I loved Little Brother and the sound so much that I consumed any and all projects from the entire camp, including random projects like “The Story of US,” which is still one of the funniest parody albums I’ve heard. They tapped into a demographic of consumers and rap fans who loved all of the coastal projects but also enjoyed hearing music that seemed to speak to our experiences as regular cats living regular, though enjoyable lives. It also helped that Phonte was an amazing lyricist and singer, who even Drake (yes, that Drake) acknowledged influenced his own sound.
The trio (short-lived as it was; that’s a different talk show and an upcoming documentary) created a unique, yet familiar sound and aesthetic that worked for the cats in the streets and folks wandering through message boards. It was everyman rap with an amazing backdrop. And quite amazingly, set off a legacy career for all three members. Each has managed to stay present in hip-hop in various ways while still being very much part of the cultural curation of it all. They also managed to become one of the many messy are-they-or-aren’t-they hip-hop groups that have broken up which, in an odd way, has also kept them around in the consciousness for the past 20 years. As it turns out, a lot of us really, really care about Little Brother and their success as a group and as individuals.
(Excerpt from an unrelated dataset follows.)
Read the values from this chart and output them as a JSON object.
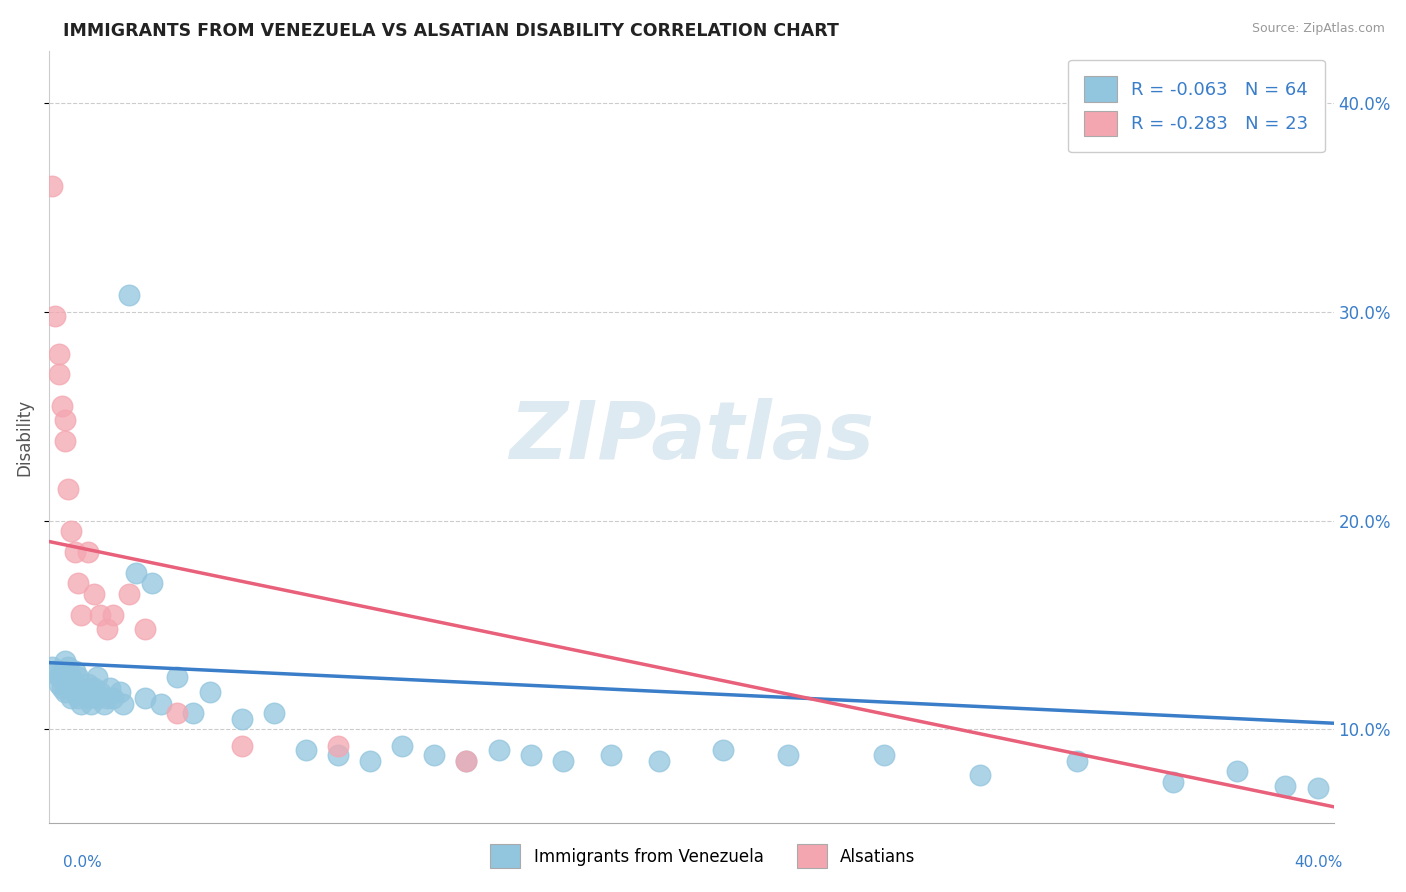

While their story didn’t start with the release of “The Listening,” it began for a lot of folks who were able to pick up a physical CD and then join the movement that was Little Brother. Twenty years later, that movement still exists. Every group doesn’t have a project worth celebrating 20 years later; they do, and we’re all better for it.
Are you listening?
Panama Jackson is a columnist at theGrio. He writes very Black things and drinks very brown liquors, and is pretty fly for a light guy. His biggest accomplishment to date coincides with his Blackest accomplishment to date in that he received a phone call from Oprah Winfrey after she read one of his pieces (biggest), but he didn’t answer the phone because the caller ID said: “Unknown” (Blackest).